Namo Guru Deva — «Mi inchino al Maestro divino»

Namo Satya Dharma — «Mi inchino al sacro Insegnamento della Verità»

Namo Arya Sangha — «Mi inchino alla nobile comunità»

Il termine «namo» (namo) deriva dalla radice sanscrita «nam» (nam — «inchinarsi, onorare») ed esprime l'atto di adorazione rispettosa e il riconoscimento dell'autorità suprema.

Pratica quotidiana di sintonizzazione: Pancharatna-pranama

Per rafforzare il legame con i cinque gioielli, si raccomanda di eseguire il Pancharatna-pranama-mantra — una pratica di rivolgersi con rispetto a ciascuno dei cinque aspetti del rifugio.

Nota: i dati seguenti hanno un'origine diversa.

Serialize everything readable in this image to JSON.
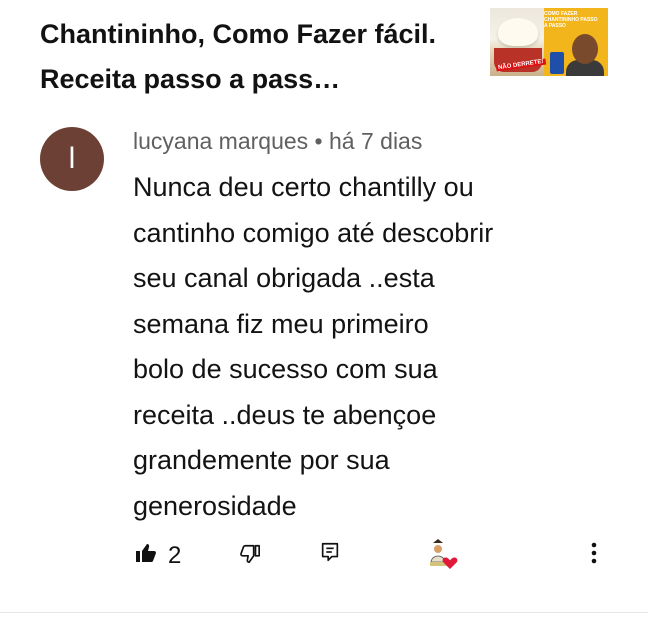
{
  "video": {
    "title": "Chantininho, Como Fazer fácil. Receita passo a pass…",
    "thumbnail": {
      "header_text": "COMO FAZER CHANTININHO PASSO A PASSO",
      "badge_text": "NÃO DERRETE!"
    }
  },
  "comment": {
    "avatar_letter": "l",
    "author": "lucyana marques",
    "separator": "•",
    "time": "há 7 dias",
    "lines": [
      "Nunca deu certo chantilly ou",
      "cantinho comigo até descobrir",
      "seu canal obrigada ..esta",
      "semana fiz meu primeiro",
      "bolo de sucesso com sua",
      "receita ..deus te abençoe",
      "grandemente por sua",
      "generosidade"
    ],
    "like_count": "2"
  },
  "icons": {
    "like": "thumb-up-filled-icon",
    "dislike": "thumb-down-icon",
    "reply": "reply-comment-icon",
    "creator_heart": "creator-heart-icon",
    "more": "more-vertical-icon"
  },
  "colors": {
    "avatar_bg": "#6d4035",
    "meta_text": "#606060",
    "heart": "#e0183a"
  }
}
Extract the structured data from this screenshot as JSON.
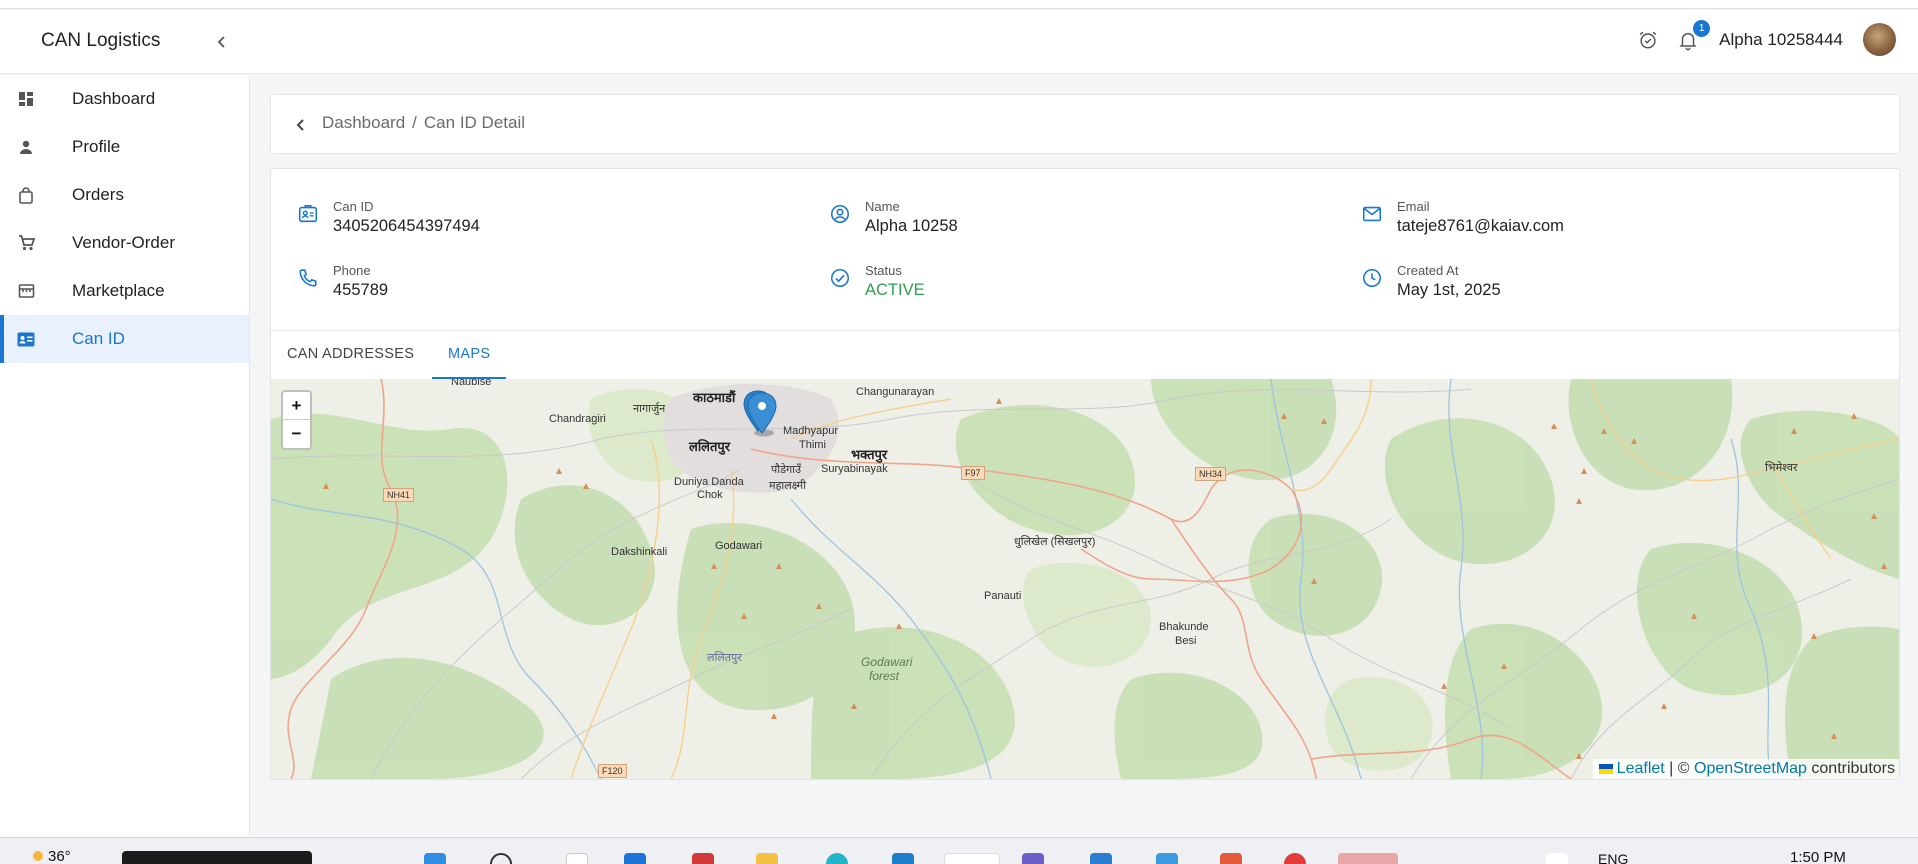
{
  "app": {
    "brand": "CAN Logistics"
  },
  "header": {
    "user_name": "Alpha 10258444",
    "notification_count": "1"
  },
  "sidebar": {
    "items": [
      {
        "label": "Dashboard",
        "icon": "dashboard-icon",
        "active": false
      },
      {
        "label": "Profile",
        "icon": "person-icon",
        "active": false
      },
      {
        "label": "Orders",
        "icon": "shopping-bag-icon",
        "active": false
      },
      {
        "label": "Vendor-Order",
        "icon": "cart-icon",
        "active": false
      },
      {
        "label": "Marketplace",
        "icon": "store-icon",
        "active": false
      },
      {
        "label": "Can ID",
        "icon": "id-card-icon",
        "active": true
      }
    ]
  },
  "breadcrumb": {
    "parent": "Dashboard",
    "separator": "/",
    "current": "Can ID Detail"
  },
  "details": {
    "can_id": {
      "label": "Can ID",
      "value": "3405206454397494"
    },
    "name": {
      "label": "Name",
      "value": "Alpha 10258"
    },
    "email": {
      "label": "Email",
      "value": "tateje8761@kaiav.com"
    },
    "phone": {
      "label": "Phone",
      "value": "455789"
    },
    "status": {
      "label": "Status",
      "value": "ACTIVE"
    },
    "created_at": {
      "label": "Created At",
      "value": "May 1st, 2025"
    }
  },
  "tabs": [
    {
      "label": "CAN ADDRESSES",
      "selected": false
    },
    {
      "label": "MAPS",
      "selected": true
    }
  ],
  "map": {
    "zoom_in": "+",
    "zoom_out": "−",
    "attribution": {
      "leaflet": "Leaflet",
      "separator": " | © ",
      "osm": "OpenStreetMap",
      "suffix": " contributors"
    },
    "places": {
      "naubise": "Naubise",
      "chandragiri": "Chandragiri",
      "nagarjun": "नागार्जुन",
      "kathmandu": "काठमाडौं",
      "changunarayan": "Changunarayan",
      "madhyapur": "Madhyapur",
      "thimi": "Thimi",
      "lalitpur": "ललितपुर",
      "bhaktapur": "भक्तपुर",
      "pidhaun": "पौडेगाउँ",
      "mahalaxmi": "महालक्ष्मी",
      "suryabinayak": "Suryabinayak",
      "duniya_danda": "Duniya Danda",
      "chok": "Chok",
      "dakshinkali": "Dakshinkali",
      "godawari": "Godawari",
      "dhulikhel": "धुलिखेल (सिखलपुर)",
      "panauti": "Panauti",
      "bhakunde": "Bhakunde",
      "besi": "Besi",
      "lalitpur_small": "ललितपुर",
      "godawari_forest_1": "Godawari",
      "godawari_forest_2": "forest",
      "bhimeshwar": "भिमेश्वर",
      "nh41": "NH41",
      "f97": "F97",
      "nh34": "NH34",
      "f120": "F120"
    }
  },
  "taskbar": {
    "temperature": "36°",
    "language": "ENG",
    "time": "1:50 PM"
  },
  "colors": {
    "accent": "#1976d2",
    "status_active": "#2e9e4f"
  }
}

Il termine «pranama» (praṇāma) deriva da «pra-nam» e significa «profondo inchino».

La pratica può essere eseguita mentalmente o ad alta voce, accompagnata da gesti (mudra). Si raccomanda di eseguirla tre volte al giorno o prima di iniziare qualsiasi sadhana meditativa.

Sequenza di esecuzione

1. Connessione con Shiva. Congiungere i palmi sopra la corona del capo (anjali-mudra), sintonizzandosi con la Coscienza Suprema (Chidakasha).

Recitare: «Om Shivam Sharanam Prapadyam» («Prendo rifugio in Shiva»).

2. Connessione con il Dharma. Toccare con le dita la zona tra le sopracciglia (ajna-chakra), visualizzando la luce della Verità o l'immagine di uno Shivalingam.

Recitare: «Om Dharmam Sharanam Prapadyam» («Prendo rifugio nel Dharma»).

3. Connessione con il Sangha. Toccare il centro del petto (anahata-chakra), immaginando l'unità con tutti i santi, i siddha e i praticanti.

Recitare: «Om Sangham Sharanam Prapadyam» («Prendo rifugio nel Sangha»).

4. Connessione con lo Shakti. Abbassare le mani indicando la terra, rivolgendosi all'energia Materna dell'Universo (Jaganmata).

Recitare: «Om Shaktim Sharanam Prapadyam» («Prendo rifugio nella Forza Divina»).

5. Connessione con il Guru. Congiungere nuovamente le mani all'altezza del cuore o sollevarle verso l'alto, sintonizzandosi sulla linea di successione dei Maestri (guru-parampara).

Recitare: «Om Sadguru Sharanam Prapadyam» («Prendo rifugio nel Vero Maestro»).

Concludere la pratica con un inchino (pranama).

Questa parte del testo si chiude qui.